C. Dans la littérature plus ancienne, le traité magique d'al-Fulânî (18e s.) contient des chapitres entiers sur les «travaux» à faire pour engendrer la haine (al-bughd) ou pour provoquer la dissociation de tout type de couple humain : époux, associés, amis, parents-enfants, etc. (op. cit., 468 et suivantes). D'autres «travaux» visent encore «à répandre le mal et la guerre, à faire couler le sang, à provoquer la tuerie entre ennemis» (id., 248 et ss); d'autres, toujours, sont destinés à «rendre malade, faire mourir et se venger d'un ennemi» (id., 487). Dans ce but d'ailleurs, un chapitre spécial est consacré aux poisons (as-sumûm) et le suivant, tout naturellement, aux contre-poisons (id., 615 et ss). On pourrait, à un degré moindre, tirer de l'ouvrage d'al-Bûnî (1ère partie surtout) des indications semblables.
D. À titre d'exemple ethnographique comparatif, parmi une littérature trop rare, nous lisons dans El Tom (1987, 239-242), à propos de talismans particuliers utilisés par les Berti du Soudan-Khartoum : «The hijâb called Batûta[12] clearly lend support to the exoteric knowledge about it, in that the verses which it contains are directly related to making a person invisible (...) it is the only hijâb which is used mainly for theft and adultery».
Nous n'insisterons pas, en regard des exemples ci-dessus, sur l'existence, beaucoup plus abondamment documentée, d'une talismanique à objectifs dits «bénéfiques» (guérisons, protections, promotions, etc.), considérée grosso modo comme conforme aux valeurs et aux usages de la société. Il fallait d'abord découvrir toute l'étendue du registre de la talismanique écrite et notamment sa partie occultée. Nous pouvons dire maintenant que ce registre, dans son ensemble, ne peut pas être analysé en termes d'opposition entre une magie «bénéfique» et une magie «maléfique». La magie islamique écrite est toujours «bénéfique» pour son utilisateur. C'est même cela qui la définit : elle est établie au bénéfice exclusif de ce dernier et, faut-il ajouter, à la plus grande gloire du magicien. Elle se situe de ce fait résolument en dehors des critères d'une éthique religieuse ou sociale. D'ailleurs, dans la pratique de la consultation, le magicien ne filtre jamais les demandes de ses clients, il ne les censure pas et lorsqu'il choisit, pour concevoir son talisman, les textes, les graphiques et lorsqu'il détermine leur mode d'utilisation, il ne le fait qu'en fonction d'un seul critère : l'efficacité. Le désir personnel et particulier du consultant chemine ainsi sans entrave, depuis son exposition orale durant la consultation, jusqu'à son aboutissement et à sa réalisation dans l'acte magique.

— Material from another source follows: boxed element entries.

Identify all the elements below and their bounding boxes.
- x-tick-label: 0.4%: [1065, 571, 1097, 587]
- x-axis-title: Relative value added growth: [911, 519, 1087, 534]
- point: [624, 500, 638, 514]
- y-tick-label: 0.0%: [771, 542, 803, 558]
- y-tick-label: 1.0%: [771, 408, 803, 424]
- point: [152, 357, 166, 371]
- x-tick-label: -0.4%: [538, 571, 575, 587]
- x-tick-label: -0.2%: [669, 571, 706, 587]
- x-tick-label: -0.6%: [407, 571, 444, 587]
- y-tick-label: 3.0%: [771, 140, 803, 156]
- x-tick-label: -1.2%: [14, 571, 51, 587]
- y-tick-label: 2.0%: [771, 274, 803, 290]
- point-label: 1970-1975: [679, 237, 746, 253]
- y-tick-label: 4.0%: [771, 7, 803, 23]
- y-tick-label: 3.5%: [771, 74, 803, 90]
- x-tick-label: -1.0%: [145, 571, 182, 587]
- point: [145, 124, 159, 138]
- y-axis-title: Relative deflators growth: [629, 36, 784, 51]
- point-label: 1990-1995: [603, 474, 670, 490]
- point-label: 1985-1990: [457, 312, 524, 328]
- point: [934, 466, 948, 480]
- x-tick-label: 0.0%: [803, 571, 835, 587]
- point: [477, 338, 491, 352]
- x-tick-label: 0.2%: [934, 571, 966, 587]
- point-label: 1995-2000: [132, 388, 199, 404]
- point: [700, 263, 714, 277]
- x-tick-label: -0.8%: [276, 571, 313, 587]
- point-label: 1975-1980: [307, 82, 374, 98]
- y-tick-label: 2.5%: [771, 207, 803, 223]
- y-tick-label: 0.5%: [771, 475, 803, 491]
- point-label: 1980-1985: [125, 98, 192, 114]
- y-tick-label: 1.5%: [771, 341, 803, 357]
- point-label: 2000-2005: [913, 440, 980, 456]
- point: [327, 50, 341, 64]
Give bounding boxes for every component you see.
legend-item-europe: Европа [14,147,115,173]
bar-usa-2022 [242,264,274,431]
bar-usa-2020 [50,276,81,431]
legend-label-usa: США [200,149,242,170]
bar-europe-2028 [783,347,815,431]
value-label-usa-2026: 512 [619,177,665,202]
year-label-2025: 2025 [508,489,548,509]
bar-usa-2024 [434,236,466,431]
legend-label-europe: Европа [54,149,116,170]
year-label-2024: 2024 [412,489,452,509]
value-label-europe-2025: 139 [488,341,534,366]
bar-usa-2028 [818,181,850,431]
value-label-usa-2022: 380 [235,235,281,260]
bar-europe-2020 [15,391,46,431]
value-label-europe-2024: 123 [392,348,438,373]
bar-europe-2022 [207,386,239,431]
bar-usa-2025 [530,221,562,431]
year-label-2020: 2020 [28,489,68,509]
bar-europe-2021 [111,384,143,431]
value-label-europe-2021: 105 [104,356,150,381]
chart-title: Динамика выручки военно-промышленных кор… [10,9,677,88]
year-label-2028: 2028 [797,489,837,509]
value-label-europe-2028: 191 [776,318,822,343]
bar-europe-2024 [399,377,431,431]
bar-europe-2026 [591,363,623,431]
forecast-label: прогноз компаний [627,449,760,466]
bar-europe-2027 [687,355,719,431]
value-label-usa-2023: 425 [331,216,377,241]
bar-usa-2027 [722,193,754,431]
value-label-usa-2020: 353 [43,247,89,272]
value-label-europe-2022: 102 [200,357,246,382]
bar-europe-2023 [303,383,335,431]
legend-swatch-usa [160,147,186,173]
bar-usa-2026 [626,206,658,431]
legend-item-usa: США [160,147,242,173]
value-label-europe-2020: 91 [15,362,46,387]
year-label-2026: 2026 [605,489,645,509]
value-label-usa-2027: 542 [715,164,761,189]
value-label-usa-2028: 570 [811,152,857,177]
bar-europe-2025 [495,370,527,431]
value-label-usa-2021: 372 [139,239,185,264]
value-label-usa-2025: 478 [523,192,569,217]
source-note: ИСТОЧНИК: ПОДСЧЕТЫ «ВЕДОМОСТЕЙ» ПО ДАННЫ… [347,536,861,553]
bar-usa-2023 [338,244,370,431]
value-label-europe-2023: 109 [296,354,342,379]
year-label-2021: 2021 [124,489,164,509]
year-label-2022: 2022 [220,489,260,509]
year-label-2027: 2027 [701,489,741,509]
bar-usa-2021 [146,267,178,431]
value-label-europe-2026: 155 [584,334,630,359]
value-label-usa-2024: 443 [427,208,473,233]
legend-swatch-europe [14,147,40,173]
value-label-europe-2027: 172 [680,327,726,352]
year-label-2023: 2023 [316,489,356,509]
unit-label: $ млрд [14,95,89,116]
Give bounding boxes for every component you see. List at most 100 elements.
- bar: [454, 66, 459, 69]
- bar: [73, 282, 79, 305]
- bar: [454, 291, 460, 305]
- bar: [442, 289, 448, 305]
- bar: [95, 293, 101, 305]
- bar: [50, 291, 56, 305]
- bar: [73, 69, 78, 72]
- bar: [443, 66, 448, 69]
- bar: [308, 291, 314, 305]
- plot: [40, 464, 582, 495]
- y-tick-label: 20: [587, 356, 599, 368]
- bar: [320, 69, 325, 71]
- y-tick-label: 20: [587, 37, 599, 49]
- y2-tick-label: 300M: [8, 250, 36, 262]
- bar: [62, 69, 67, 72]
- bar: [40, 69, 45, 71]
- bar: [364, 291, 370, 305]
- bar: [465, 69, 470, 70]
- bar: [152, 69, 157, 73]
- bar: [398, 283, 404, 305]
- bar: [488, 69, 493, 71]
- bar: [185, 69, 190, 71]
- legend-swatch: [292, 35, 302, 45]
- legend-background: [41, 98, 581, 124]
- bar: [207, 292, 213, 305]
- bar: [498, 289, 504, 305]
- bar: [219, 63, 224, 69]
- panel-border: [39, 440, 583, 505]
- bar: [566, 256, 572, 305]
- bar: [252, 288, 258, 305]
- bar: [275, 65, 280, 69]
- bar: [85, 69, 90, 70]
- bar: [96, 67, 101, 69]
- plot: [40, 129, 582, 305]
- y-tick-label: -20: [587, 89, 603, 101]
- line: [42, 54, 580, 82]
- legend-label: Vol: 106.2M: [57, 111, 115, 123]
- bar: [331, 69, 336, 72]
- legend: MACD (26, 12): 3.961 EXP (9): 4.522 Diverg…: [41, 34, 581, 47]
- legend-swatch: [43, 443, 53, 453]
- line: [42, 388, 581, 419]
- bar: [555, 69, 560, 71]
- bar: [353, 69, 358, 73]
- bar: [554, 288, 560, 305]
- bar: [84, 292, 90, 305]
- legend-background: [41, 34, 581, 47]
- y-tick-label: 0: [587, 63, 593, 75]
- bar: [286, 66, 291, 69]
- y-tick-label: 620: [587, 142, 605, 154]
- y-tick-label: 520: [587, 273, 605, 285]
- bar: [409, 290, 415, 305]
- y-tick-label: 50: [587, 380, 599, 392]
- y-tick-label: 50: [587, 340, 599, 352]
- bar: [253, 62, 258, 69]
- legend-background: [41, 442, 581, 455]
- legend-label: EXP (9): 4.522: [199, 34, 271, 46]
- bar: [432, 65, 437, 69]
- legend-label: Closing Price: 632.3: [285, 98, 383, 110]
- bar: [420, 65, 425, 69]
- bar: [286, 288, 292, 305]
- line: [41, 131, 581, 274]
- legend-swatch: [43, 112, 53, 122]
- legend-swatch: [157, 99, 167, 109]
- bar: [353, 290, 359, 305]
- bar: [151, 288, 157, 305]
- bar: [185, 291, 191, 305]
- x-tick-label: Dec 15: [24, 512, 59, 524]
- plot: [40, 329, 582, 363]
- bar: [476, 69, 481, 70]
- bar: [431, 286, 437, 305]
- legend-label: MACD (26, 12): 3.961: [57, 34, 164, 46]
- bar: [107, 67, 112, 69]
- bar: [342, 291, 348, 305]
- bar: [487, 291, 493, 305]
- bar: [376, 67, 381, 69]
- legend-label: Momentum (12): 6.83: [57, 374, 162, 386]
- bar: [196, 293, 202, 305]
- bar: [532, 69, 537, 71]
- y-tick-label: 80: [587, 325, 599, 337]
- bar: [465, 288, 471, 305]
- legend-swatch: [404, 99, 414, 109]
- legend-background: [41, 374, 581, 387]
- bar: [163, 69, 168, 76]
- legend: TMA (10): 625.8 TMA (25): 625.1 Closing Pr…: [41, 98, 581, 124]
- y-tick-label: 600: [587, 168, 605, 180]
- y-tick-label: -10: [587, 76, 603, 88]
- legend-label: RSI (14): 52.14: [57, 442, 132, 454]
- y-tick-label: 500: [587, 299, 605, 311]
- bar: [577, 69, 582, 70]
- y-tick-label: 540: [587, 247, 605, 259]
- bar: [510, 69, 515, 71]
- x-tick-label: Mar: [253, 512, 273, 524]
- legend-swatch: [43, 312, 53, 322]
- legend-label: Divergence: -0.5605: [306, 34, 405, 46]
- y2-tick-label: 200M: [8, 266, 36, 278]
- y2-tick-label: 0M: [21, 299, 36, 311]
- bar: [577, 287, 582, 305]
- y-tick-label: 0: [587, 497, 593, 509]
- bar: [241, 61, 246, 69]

Un certain nombre de réflexions viennent se greffer sur cette situation tout à fait codifiée et institutionnalisée en Afrique occidentale où les consultations auprès des «marabouts» ou hommes de religion font partie du paysage social quotidien.
L'absence de tabou pesant sur l'expression des souhaits et des désirs intimes est pratiquée et connue &emdash; ne serait-ce que par ses très nombreux protagonistes! &emdash; mais pourtant officiellement niée. Aucun marabout ne voudra reconnaître, en situation sociale ordinaire, qu'il se livre à des manipulations pouvant créer des dommages à des biens ou à des personnes. Cette dénégation contribue, à la vérité, à préciser le problème car elle confirme que dans le discours social, la magie apparaît comme une accusation et concerne donc toujours les autres. En effet, interrogé, le marabout accordera volontiers que si lui-même ne pratique pas la magie «noire», d'autres, parmi ses confrères, s'y adonnent.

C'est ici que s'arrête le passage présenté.